Since these were for an Easter tablescape, I wanted to include some cute vintage bunny illustrations. I googled “free vintage black and white rabbit graphics” and found just what I had in mind. They are for personal use only so I can’t share the graphic but the ones I used can be found here. Etsy also has great inexpensive clip art choices.
I also chose a border for the bunnies and a French postcard graphic for the other side. I found them on The Graphics Fairy. If you’ve never been to her site, she has the most beautiful vintage transfer art, all free!
I pasted all of the graphics into a one page Word document to print. The French postcard art was already reversed on the Graphics Fairy site, but you can also reverse art in a Word document if needed. None of the other art contained writing, so it didn’t matter to me which direction it came out. I recommend a light colored pot for this method since some of the white paper will remain.
I cut out each graphic closely. I had never used this technique before with graphics this small and I learned from experience on this project that small graphics like these are much harder to work with than larger transfers (like the postcard graphic on the back) so keep that in mind when choosing your images!
Next, I put a generous coat of matte Mod Podge on the printed side of the graphic.
Then I pressed each graphic really well into place on the pots.
I let them dry overnight. Don’t be tempted to rush this…it really does need this drying time!
The next day, I started the process of rubbing off layers of the paper. I sprayed the paper with water until I could see the design darken through the paper:
I let it sit for a minute and then began carefully rubbing the top layer of the paper off with my fingers.

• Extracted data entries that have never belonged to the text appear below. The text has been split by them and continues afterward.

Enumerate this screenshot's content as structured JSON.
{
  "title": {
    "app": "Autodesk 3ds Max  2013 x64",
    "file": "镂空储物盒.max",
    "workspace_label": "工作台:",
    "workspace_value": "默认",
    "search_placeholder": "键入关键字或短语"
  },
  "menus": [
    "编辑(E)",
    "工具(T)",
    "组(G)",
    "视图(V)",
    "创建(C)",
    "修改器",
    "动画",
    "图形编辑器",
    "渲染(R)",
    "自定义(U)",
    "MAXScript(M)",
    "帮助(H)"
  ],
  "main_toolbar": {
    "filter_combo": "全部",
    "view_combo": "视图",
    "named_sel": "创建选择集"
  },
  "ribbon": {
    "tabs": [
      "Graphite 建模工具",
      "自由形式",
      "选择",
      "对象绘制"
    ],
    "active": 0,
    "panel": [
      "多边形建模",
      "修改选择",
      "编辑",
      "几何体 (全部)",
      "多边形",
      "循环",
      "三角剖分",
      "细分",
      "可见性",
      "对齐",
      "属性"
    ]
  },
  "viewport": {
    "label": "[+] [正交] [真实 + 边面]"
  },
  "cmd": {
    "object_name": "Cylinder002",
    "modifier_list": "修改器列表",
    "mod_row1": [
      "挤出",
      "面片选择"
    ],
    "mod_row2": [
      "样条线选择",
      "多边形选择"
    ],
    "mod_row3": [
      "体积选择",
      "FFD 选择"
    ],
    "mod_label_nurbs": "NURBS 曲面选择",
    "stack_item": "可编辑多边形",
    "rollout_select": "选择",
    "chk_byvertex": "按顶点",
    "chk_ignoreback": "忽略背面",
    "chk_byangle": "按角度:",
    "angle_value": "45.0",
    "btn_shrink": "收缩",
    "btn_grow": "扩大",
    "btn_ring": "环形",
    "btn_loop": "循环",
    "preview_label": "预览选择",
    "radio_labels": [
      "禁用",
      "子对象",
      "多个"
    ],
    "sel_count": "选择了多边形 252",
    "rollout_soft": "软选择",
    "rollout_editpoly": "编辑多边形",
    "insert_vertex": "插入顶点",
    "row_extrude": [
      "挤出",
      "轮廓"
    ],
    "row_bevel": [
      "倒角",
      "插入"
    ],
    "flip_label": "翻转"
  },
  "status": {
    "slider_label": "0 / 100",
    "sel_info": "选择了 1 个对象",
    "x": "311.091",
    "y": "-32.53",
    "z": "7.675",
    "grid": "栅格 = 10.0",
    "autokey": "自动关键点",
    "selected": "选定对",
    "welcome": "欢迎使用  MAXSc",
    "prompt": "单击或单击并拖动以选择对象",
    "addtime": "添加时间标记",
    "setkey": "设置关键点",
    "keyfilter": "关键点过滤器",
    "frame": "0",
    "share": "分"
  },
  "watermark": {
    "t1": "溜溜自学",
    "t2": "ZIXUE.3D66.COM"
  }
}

While it is wet, the image looks darker and the paper is more transparent. Rub off a little and let the paper dry. Usually you will need to repeat this step a few times because when the paper is wet it looks done, but when it dries you see more paper again. Some pieces of the design will come off and little is ok because the look is supposed to be worn. As I mentioned earlier, this is where I ran into some issues with the small transfers because some of the parts that rubbed away were integral to the design. To be honest, I had to dot the side of a bunny’s face in with a fine tip black pen and blur it with my finger while the design was wet.
When rubbing off the paper, be careful to rub just the paper and not the pot because the baking soda and paint mixture will rub off. Again, with the small transfers this was more of a problem, but I don’t think it is super noticeable. In a couple of spots I dabbed the faintest hint of antique wax where the texture had come off.
Also keep in mind that the finished pots are not waterproof on the outside when using them for plants. I would keep them indoors or on a covered patio and don’t get the outside wet when watering. I’ve always used faux plants in ones that I made so I’ve never tried to seal them. If you try this technique and seal the baking soda/paint treatment, let me know how it went!
And that was it! To make them into place card substitutes, I added a name card to each flower pot that looked like a plant marker using some cardstock and a wood skewer. Then I popped in a faux lilac and preserved moss and it also became a cute little Easter gift!
It’s hard to believe these started as plain orange clay pots and that they became these with just craft paint, baking soda, Mod Podge, and a printer (all of which I already had)! They add such a special touch to my spring dining table for very little cost!!